Hello Spark,
The top one is a probe for your Windows RPC daemon, that should be blocked, so that’s correct.
The next is a Multicast request for 224.0.0.1 All host group request you can safely block incoming IGMP traffic global.
For the 255.255.255.255 broadcasts you could make a block rule like Block, In, UDP, src any dst single ip 255.255.255.255 src port any dst port any.
The packet from 60.222.x.y is known as messenger spam, if you would have this port open you will continue to receive windows popup alerts, mostly with text like “you pc is slow, get our registry cleaner at… websitexyz”.
So that’s a correct block on unwanted traffic.
There are still a few broadcasts left to the subnet your on, you could put them all in blockrules like
Block, In, UDP, src any dst 192.168.137.255, src port any, dst port any.

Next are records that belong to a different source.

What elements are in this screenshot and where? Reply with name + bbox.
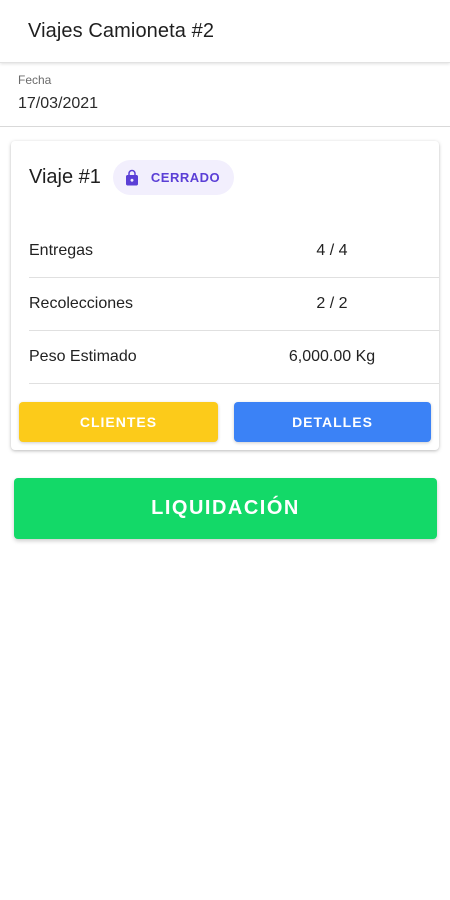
date-field-label: Fecha bbox=[18, 73, 52, 87]
row-value: 2 / 2 bbox=[316, 295, 348, 312]
info-row-recolecciones: Recolecciones 2 / 2 bbox=[29, 278, 439, 331]
info-row-entregas: Entregas 4 / 4 bbox=[29, 225, 439, 278]
date-field-value[interactable]: 17/03/2021 bbox=[18, 95, 98, 113]
trip-title: Viaje #1 bbox=[29, 166, 101, 188]
liquidacion-button[interactable]: LIQUIDACIÓN bbox=[14, 478, 437, 539]
clientes-button[interactable]: CLIENTES bbox=[19, 402, 218, 442]
status-badge: CERRADO bbox=[112, 160, 235, 195]
detalles-button[interactable]: DETALLES bbox=[234, 402, 431, 442]
app-bar: Viajes Camioneta #2 bbox=[0, 0, 450, 63]
trip-card: Viaje #1 CERRADO Entregas 4 / 4 Recolecc… bbox=[11, 141, 439, 450]
info-row-peso-estimado: Peso Estimado 6,000.00 Kg bbox=[29, 331, 439, 384]
status-label: CERRADO bbox=[150, 170, 221, 185]
lock-icon bbox=[125, 169, 138, 185]
date-field[interactable]: Fecha 17/03/2021 bbox=[0, 64, 450, 127]
row-value: 6,000.00 Kg bbox=[288, 348, 376, 365]
row-value: 4 / 4 bbox=[316, 242, 348, 259]
page-title: Viajes Camioneta #2 bbox=[28, 19, 215, 42]
trip-card-header: Viaje #1 CERRADO bbox=[29, 160, 235, 195]
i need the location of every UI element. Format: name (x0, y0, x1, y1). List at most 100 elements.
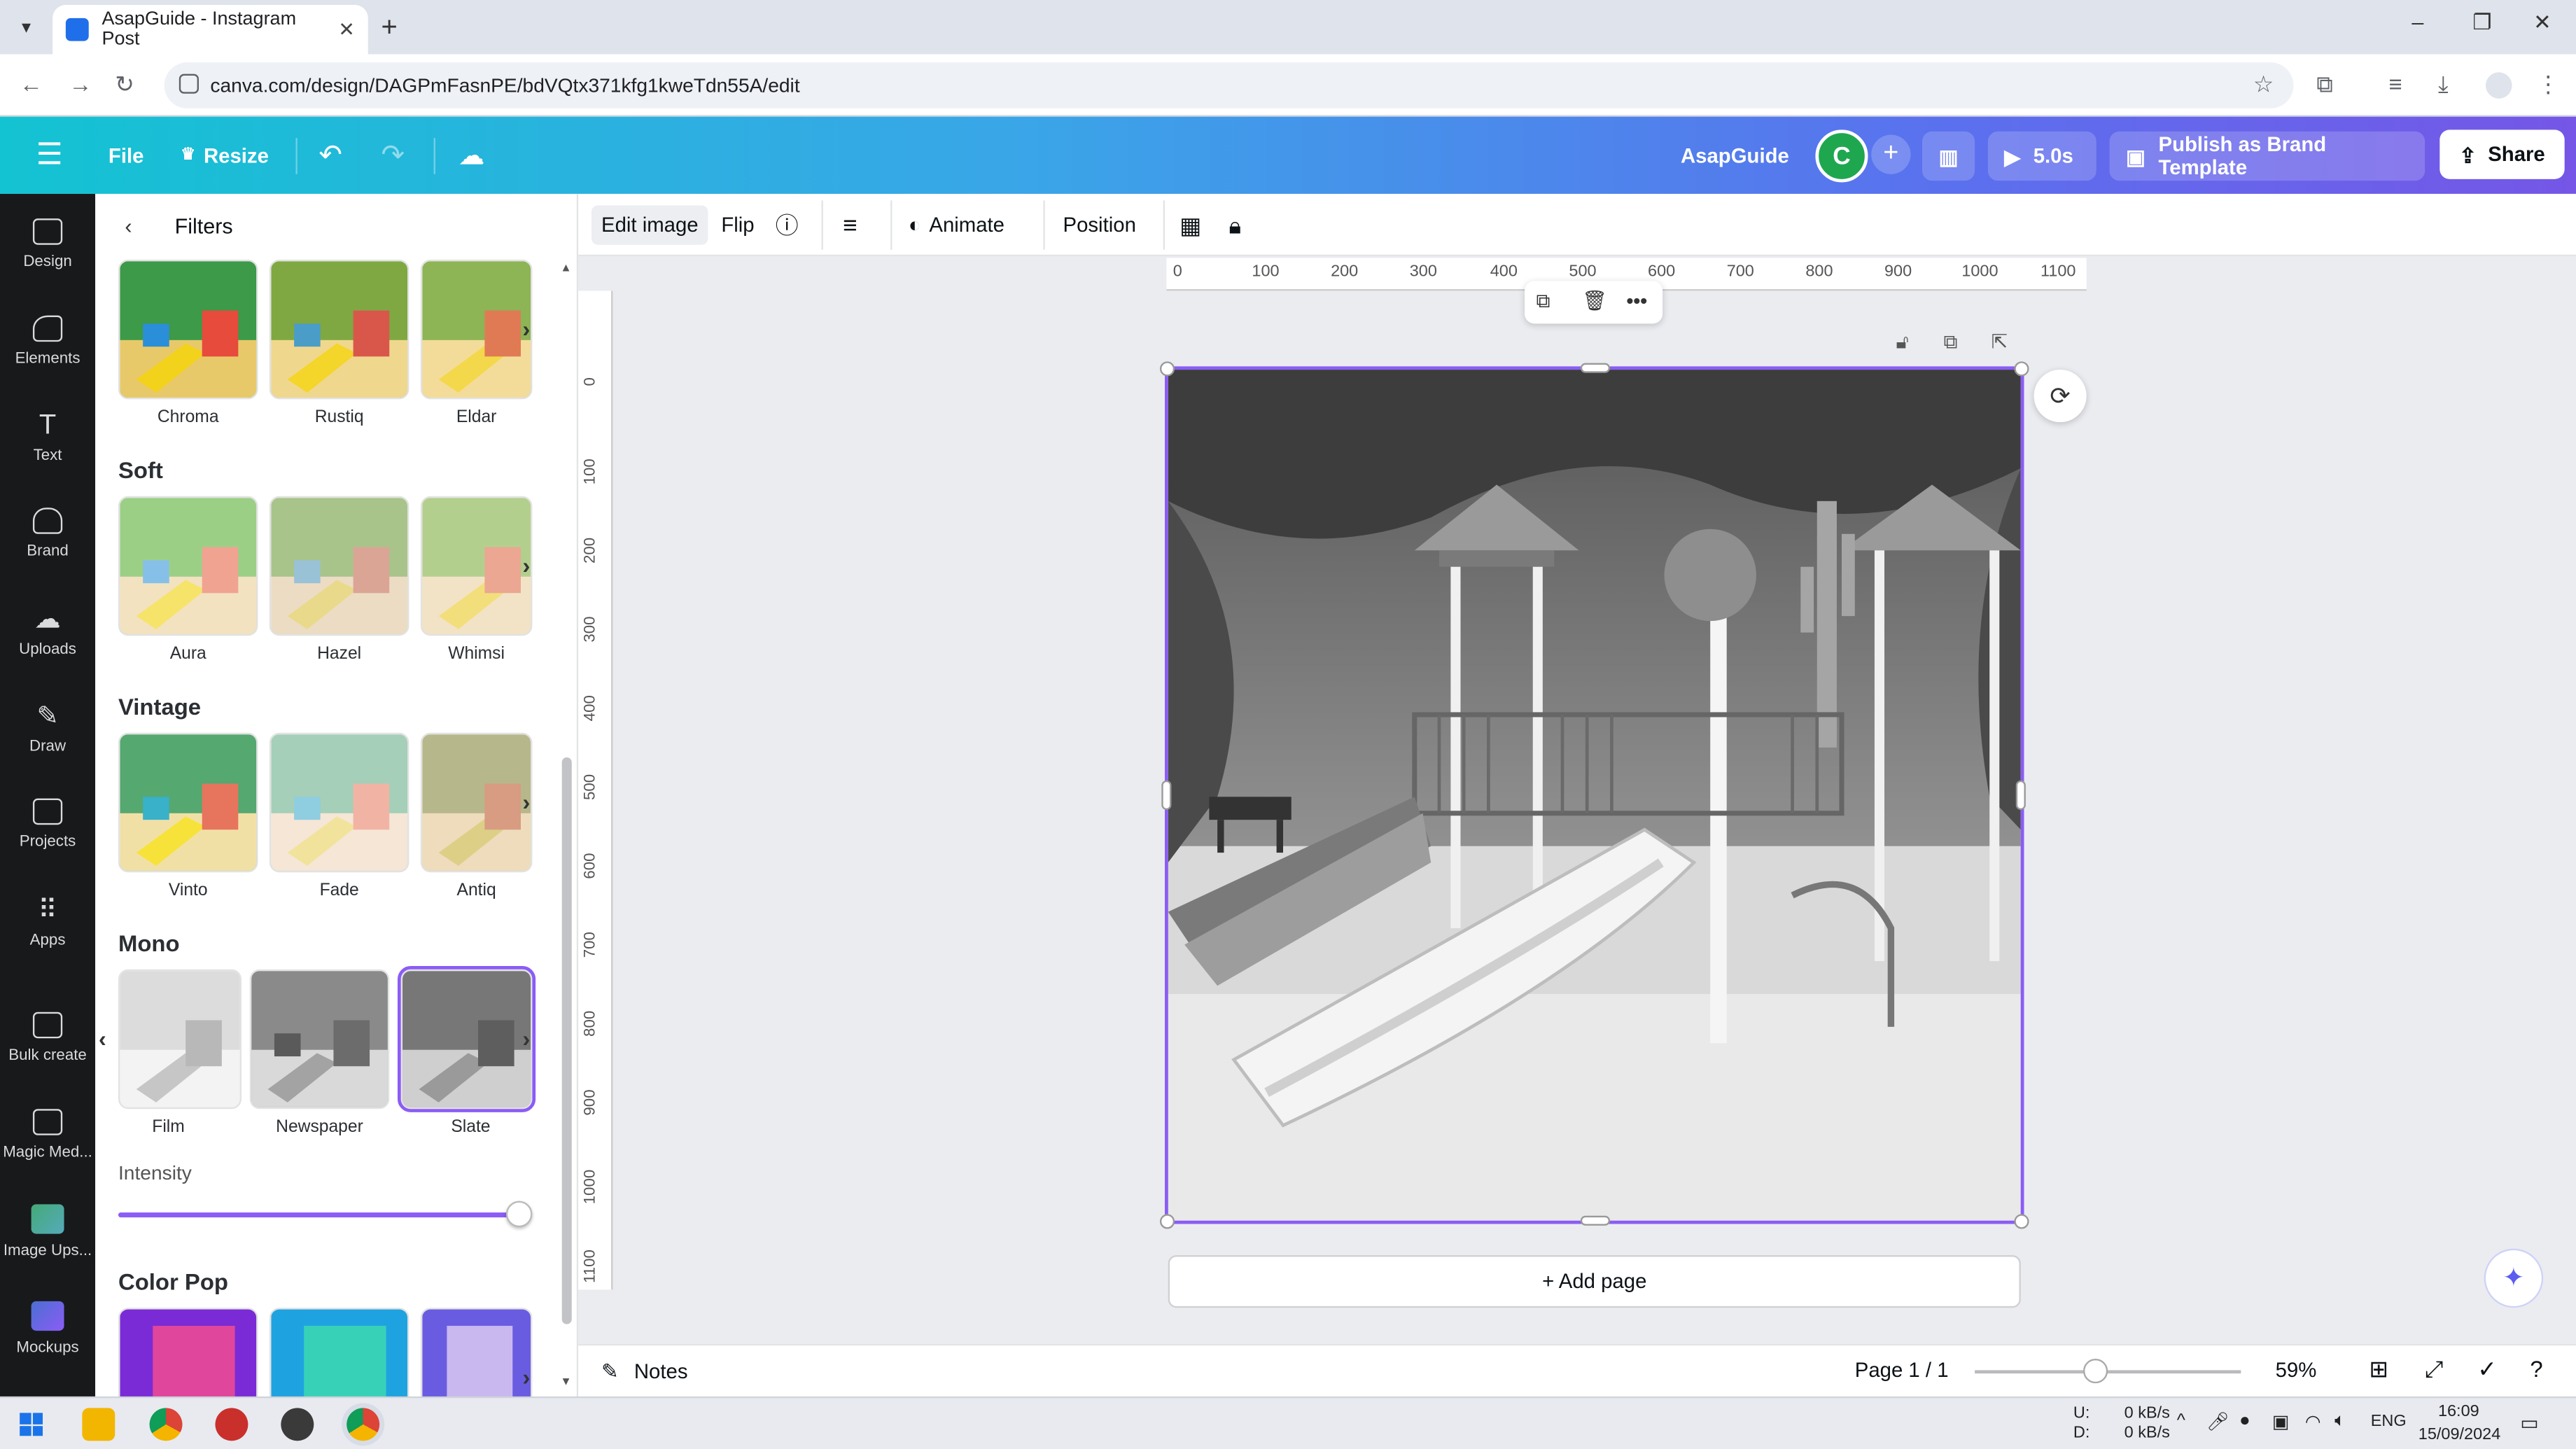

Block, In, UDP, src any dst 192.168.138.255, src port any, dst port any.
Block, In, UDP, src any dst 192.168.177.255, src port any, dst port any.
Only leaves an ICMP Ping request ICMP type 8 code 0 to the multicast “all hosts” 224.0.0.1, you should make a specific rule to drop this
Block, In, ICMP, src any, dst 224.0.0.1, IMCP Details Any.
That should leave most of the normal broadcast noise out of your firewall logging.
Grue, i think he’s a some sort of cable/local lan switch, we have those over here also, but our providers don’t use private ip space on them.